Even though he’s learning rapidly and incredibly well lately, it’s still in Murray’s nature to shake off an aid he’s not totally in favor of.
For example, sitting through the canter aid, which Kate suggested would help Murray understand the distinction between leg = bigger trot and leg = canter. Though I only use one leg for the latter and both for the former, sometimes it’s easier to canter rather than trot big. So this should help clarify that. Murray’s thoughts on sit-sit-canter range from THIS IS NOT ACCEPTABLE to ugh fine. We’ve been getting less offended flailing and more acceptance though. The other thing I noticed is that my first attempts at this lost all of the bear down, and I inverted in the middle and arched my back through the aid and transition. If I’m inverted through the transition, I can’t imagine that it’s easy for Murray to be round through it. So I focused on bearing down and shortening my front line through the transition, and it did seem to improve things.
not like this. this is not bearing down.
Then there’s connecting to the left rein. He’s always lacked connection to the left rein, as we both tend to just rely on the right rein for… most things. Megan directed me to really keep that left rein connection when it’s on the outside and push Murray over into it with my right leg. And in response, a couple of times Murray has flicked his head to the outside, turned left, or just stopped and gone backward. Which is, sorry kiddo, not what we’re looking for.
And then I caught myself doing something SO MURRAYish it was embarrassing. Though it’s somewhat torturous to do it, I’ve been forcing myself to improve the connection and march at the walk before I move on to the trot. It doesn’t have to get perfect during the warm up, but it does have to move toward being more marching and through than when we started. A lot of this means finding out where Murray wants to start in the connection, and adding a bit of leg for more march and connection, and asking for a bit more roundness, having him bend properly instead of rotating around his inside front leg, then adding a bit more march and connection, etc. And after I added leg and felt Murray push into the bridle a bit more, I did something with my hands to shake him off the contact. I don’t recall exactly what it was, but that’s hardly important. No wonder this horse doesn’t want to take or trust the contact — if I’m not thinking about it, I might actually tell him to not do the right thing. Oops.
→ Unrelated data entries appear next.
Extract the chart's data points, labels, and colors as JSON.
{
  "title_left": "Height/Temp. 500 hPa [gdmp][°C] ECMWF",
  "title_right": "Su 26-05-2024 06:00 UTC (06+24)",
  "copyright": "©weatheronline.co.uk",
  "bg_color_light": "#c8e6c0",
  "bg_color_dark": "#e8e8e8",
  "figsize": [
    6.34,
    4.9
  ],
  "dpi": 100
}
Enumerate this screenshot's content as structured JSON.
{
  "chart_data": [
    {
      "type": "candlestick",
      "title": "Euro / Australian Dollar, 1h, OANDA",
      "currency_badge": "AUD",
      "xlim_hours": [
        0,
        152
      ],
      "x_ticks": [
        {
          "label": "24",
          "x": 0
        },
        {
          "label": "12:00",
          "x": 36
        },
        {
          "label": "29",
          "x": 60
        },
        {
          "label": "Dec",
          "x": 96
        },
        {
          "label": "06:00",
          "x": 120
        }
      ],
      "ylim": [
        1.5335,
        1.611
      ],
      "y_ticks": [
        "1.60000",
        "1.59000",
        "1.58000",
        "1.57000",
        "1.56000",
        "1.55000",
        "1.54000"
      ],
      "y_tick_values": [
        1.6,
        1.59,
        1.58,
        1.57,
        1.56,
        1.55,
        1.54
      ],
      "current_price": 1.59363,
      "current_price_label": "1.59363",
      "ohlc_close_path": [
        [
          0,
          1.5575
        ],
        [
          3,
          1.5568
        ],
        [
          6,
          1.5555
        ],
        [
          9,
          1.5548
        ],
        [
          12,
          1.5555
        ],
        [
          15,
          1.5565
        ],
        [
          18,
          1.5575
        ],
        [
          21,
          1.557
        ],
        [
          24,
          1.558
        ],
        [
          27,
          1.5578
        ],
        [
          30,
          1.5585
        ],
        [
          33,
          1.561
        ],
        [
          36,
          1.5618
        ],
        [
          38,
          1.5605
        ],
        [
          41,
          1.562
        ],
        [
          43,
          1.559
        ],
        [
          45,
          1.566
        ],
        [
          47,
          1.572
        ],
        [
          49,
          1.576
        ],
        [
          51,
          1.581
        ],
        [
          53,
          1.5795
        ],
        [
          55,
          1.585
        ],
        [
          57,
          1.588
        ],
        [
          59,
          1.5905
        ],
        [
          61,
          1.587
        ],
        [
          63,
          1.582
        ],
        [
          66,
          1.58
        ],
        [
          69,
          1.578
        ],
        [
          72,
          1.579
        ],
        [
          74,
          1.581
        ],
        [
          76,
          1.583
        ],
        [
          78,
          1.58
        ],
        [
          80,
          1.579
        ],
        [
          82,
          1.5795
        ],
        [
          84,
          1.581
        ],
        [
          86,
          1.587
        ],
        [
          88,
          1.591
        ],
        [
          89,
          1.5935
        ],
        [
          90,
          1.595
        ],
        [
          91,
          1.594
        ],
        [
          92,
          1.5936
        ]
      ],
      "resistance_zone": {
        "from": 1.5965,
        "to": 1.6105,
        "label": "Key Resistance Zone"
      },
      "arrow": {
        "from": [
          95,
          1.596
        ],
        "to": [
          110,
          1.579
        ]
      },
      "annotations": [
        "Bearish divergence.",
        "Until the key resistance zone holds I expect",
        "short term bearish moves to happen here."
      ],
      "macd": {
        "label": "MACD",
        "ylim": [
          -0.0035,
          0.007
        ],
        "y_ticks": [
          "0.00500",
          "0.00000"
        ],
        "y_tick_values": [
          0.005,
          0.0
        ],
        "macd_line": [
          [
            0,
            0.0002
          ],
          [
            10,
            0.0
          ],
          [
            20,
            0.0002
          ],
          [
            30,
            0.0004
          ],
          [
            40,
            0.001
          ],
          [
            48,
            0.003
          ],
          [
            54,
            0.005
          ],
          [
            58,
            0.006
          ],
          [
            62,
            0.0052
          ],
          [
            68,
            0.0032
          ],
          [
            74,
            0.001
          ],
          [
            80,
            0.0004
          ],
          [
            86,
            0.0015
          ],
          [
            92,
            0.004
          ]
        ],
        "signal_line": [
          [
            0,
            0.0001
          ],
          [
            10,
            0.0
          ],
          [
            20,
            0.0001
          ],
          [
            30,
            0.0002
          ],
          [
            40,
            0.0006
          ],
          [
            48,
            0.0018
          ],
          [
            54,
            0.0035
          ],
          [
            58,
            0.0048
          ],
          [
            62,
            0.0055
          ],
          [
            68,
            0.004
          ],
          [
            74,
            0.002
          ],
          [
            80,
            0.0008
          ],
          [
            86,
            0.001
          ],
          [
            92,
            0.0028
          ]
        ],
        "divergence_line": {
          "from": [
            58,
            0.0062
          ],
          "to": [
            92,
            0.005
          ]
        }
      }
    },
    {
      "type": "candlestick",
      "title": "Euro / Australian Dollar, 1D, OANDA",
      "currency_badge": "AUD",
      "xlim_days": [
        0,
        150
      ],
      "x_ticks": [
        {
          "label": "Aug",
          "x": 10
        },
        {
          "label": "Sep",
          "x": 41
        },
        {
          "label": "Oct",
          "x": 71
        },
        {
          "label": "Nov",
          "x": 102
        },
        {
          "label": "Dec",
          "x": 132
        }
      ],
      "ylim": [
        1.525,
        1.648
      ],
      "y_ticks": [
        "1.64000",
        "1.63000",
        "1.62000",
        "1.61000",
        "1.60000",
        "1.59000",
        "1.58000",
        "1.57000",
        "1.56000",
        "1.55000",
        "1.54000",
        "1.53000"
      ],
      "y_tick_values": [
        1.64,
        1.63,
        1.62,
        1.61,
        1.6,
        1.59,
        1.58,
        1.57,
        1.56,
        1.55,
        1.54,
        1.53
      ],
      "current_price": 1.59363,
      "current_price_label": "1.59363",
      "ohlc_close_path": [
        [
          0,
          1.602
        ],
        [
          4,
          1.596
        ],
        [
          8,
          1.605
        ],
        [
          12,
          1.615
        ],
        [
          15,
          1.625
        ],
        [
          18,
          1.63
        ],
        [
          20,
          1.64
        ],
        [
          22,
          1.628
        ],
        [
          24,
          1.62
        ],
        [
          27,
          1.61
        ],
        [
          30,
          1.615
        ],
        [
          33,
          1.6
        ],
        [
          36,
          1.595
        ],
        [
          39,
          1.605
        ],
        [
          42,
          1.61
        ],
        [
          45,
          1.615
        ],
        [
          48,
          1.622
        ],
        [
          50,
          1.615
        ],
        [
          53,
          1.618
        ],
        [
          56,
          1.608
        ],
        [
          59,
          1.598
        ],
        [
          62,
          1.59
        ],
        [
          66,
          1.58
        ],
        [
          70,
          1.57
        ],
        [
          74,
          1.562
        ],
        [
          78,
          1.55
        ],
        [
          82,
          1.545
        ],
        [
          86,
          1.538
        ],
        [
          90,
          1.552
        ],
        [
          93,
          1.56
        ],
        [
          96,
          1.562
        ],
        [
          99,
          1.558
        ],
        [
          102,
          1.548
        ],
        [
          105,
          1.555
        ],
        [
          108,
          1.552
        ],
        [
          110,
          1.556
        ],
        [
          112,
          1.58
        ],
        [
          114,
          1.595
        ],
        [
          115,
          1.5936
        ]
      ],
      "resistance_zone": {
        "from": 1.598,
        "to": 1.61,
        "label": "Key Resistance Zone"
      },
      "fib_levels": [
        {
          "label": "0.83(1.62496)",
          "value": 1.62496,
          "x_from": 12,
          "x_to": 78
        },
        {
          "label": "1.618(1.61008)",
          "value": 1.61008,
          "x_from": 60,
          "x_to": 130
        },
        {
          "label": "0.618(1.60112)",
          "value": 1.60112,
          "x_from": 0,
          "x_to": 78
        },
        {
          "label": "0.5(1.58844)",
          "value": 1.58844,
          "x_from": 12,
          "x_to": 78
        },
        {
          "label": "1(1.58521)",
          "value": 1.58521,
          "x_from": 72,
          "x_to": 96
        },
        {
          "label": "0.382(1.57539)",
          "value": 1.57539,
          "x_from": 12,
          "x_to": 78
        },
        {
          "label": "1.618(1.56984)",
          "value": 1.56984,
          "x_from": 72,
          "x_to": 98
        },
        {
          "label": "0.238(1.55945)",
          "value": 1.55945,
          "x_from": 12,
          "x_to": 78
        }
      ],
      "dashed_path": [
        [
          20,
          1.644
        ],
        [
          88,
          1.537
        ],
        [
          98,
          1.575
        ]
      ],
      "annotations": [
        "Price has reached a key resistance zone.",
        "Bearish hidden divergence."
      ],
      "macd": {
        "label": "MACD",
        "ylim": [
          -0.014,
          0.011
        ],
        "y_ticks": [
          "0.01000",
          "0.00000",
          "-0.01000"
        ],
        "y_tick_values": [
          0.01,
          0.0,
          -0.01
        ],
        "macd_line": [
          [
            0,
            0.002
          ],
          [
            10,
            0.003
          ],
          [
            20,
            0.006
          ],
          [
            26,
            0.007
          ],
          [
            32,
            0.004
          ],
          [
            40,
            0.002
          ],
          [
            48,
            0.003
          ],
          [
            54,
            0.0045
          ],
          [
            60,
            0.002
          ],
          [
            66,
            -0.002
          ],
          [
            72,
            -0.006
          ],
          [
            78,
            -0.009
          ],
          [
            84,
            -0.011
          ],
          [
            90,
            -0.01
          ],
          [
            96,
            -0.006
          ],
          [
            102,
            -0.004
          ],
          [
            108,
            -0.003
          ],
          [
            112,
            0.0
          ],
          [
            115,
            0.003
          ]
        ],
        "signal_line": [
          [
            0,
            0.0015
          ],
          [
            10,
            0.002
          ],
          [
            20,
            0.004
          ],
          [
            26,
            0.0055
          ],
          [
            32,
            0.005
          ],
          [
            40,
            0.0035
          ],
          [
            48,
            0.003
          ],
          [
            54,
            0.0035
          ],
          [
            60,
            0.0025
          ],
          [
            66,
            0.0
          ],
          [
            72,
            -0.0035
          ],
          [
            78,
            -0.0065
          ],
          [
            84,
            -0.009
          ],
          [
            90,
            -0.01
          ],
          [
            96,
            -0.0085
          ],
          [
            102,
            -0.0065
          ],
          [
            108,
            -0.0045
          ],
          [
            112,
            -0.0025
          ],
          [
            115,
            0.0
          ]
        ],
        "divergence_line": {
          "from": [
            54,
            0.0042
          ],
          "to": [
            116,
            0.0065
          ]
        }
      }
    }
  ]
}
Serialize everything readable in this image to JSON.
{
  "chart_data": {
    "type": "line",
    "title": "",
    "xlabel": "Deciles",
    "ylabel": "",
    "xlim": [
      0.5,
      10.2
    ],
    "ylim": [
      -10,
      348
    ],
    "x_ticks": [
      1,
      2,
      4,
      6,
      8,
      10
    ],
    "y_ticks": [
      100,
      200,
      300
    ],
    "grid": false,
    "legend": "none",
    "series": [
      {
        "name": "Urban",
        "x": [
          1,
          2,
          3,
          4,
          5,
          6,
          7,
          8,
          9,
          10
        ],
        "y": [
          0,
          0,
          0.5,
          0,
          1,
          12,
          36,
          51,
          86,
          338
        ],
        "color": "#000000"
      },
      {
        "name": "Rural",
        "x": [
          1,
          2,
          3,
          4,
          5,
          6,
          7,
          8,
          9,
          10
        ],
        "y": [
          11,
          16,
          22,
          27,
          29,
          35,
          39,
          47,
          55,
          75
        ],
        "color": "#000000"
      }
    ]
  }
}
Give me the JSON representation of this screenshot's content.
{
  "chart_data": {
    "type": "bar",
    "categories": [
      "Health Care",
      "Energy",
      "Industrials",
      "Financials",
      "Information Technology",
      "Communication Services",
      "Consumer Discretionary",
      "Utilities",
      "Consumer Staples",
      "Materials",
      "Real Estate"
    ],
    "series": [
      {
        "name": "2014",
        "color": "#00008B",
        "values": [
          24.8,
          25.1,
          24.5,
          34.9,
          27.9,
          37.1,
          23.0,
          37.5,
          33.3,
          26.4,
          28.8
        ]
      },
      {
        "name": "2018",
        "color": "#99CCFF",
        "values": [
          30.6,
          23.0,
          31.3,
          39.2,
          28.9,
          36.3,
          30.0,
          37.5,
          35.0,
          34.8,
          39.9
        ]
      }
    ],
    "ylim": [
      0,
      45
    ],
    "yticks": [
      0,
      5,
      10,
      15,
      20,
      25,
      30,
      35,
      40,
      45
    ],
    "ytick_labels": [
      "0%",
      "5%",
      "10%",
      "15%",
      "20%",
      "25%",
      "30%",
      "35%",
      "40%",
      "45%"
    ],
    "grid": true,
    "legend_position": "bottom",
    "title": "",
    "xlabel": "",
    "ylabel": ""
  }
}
oh hey, apparently a year ago i briefly learned that short reins make my horse look way better. i clearly promptly forgot it.
Yet another example of how I am, truly, just like this horse.
So lots of things to focus on, and lots of dedicated practice needed for our rides. But it’s getting a little better, bit by bit. And once I stop accidentally shaking my horse off the aids, it will probably get better a bit faster!